Wednesday, 6 July 2011

Discussion Boards Dead? Discuss.

I cut my virtual teeth at babble, which, I just learned celebrated its tenth anniversary in April. I joined in 2002 or 2003, near enough to 9/11 that the OMFG-handholding-minute-by-minute-planes-crash-into-WTC thread made for riveting reading. (I just had a lazy look for it, but couldn't find any threads older than 2005.)

There was some major unpleasantness, totally ignored in the anniversary story, and a bunch of babblers left in high dudgeon.

Judging from this, same old shit is going on.

Many of the dudgeonistas fetched up at something initially called 'babble strike' or somesuch but became after a democratic vote (natch) enmasse. (I was pumping for 'Herding Cats', which got some, but not enough, votes.)

Further unpleasantness and a further rift ensued, this time dudgeonistas found themselves at Bread&Roses. That's where deBeauxOs and fern hill met and started our blogging careers at Birth Pangs.

Just to round out the round-up of Canadian non-partisan political boards, I should add Free Dominion, aka The Dark Site, where I frequently still lurk.

So, nowadays, leaving aside my FD lurking, I rarely go to any of them. They seem just plain sad to me. They seem to function mostly as link-farms where people stash stuff they may want to go back to. Membership is much diminished and the personal schticks are getting pretty old.

Once vibrant -- B&R in particular was the chosen hang-out of some of the snarkiest lefty bloggers and blog-commenters -- now left behind in Twitter-dust.

On a slightly peripheral note, I hate the new Facebook, but still occasionally visit some political groups I joined around the second prorogation to see what people are talking about. But I don't -- and never really did -- feel any connection to it.

Blogging and tweeting are enough for me.

What do you think?

8 comments:

Dr.Dawg said...

Babble was fairly quickly taken over by Stalinist nutcases, facilitated by "moderators" who banned, lectured and commissared about at will.

En Masse proved to be no better.

I prefer blogsites like yours (and mine). Our common commenter policy appears to be far more open than is the case with these in-grown, cultish old-Left sites. The latter stand for everything that has hamstrung us since the heyday of the Great Redeemer of the Masses.

Feh. Break the chains, I say. Including the ones that we ourselves helped to forge, back in the day.

thebanana said...

I remember the discussions on The Well. Fuck I'm old :)

fern hill said...

@thebanana: This Well? That does go back a way. You musta been very precocious. ;)

Beijing York said...

I started with IRC and Usenet fan communities and then joined a Motet conferencing forum hosted by Alternet shortly after the 9-11 attacks. I became a moderator there and the community was progressive and vibrant between 2001-2003. Fractures developed with the ramp-up to the 2004 presidential elections. Alternet decided to dump the forums and promote direct commentary/discussion with each article posted around 2005? Our forums where then transferred as a subset of Cafe Utne forums that used the same software. That transfer basically shrank the community significantly and killed the possibility of any new members joining. Utne magazine then decided to dump their forums and a stand alone community called the New Cafe took over them. Without a flagship news page (Alternet and Utne), there were no opportunities to attract new members and basically die-hard old-timers still participate with different factions fighting each other for control. Very weird space.
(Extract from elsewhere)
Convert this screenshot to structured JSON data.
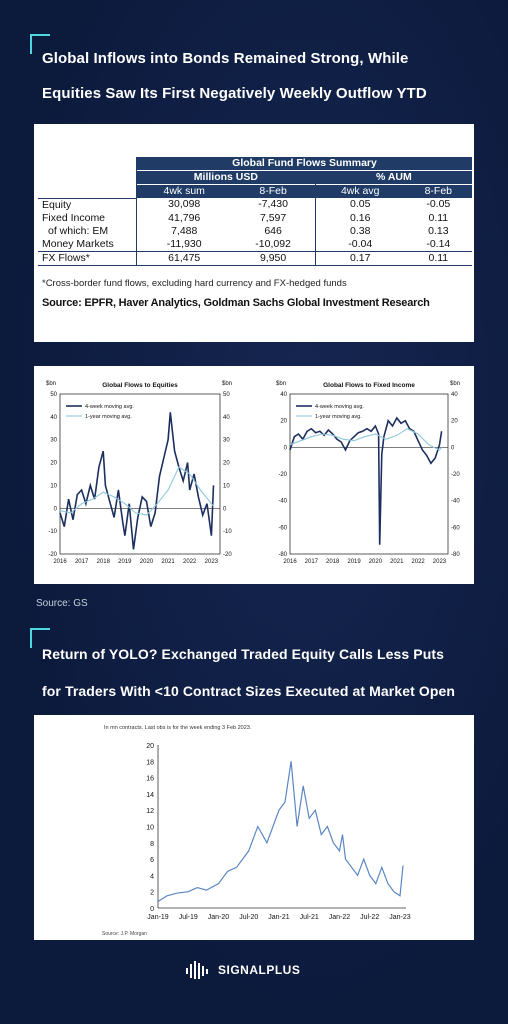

As for the three you mention, I try to post regularly for the sake of solidarity with online friends made over the years but it's no longer as fulfilling as posting on direct blog or facebook articles that elicit vibrant discussion. I haven't adopted twitter but it seems that is now the hot thing.

thebanana said...

It was a Bulletin Board System. Had to dial in over a 2400 baud modem from northern Manitoba. It was the frishizzle, I tell ya. I was more of a lurker than an intellectual poster :)

Beijing York said...

I still kept my Hayes 2400 modem for our future old technology museum. Every word counted back then since it was so easily cut off.

Námo Mandos said...

2400 baud? Luxury! I remember using a Gandalf 300 baud model with the Bell 212A command set, before the newfangled Hayes AT command set that is even still in use on cell phone tethering systems. I used it to dial up my cousins and bank away at the keyboard.

Námo Mandos said...

[insert long topical comment here that Blooger swallowed with a 503 exception!]

Suffice it to say that there are aspects of the boardiverse which I miss and didn't transfer very well to the, um, proprietor-focused character of blogs. I prefer moderators to blog owners, as a general rule, including preferring myself to be a moderator than a blog owner. Aside from places like Dawg's, blogs have had a tendency to be, if anything, much more ideologically intolerant than boards.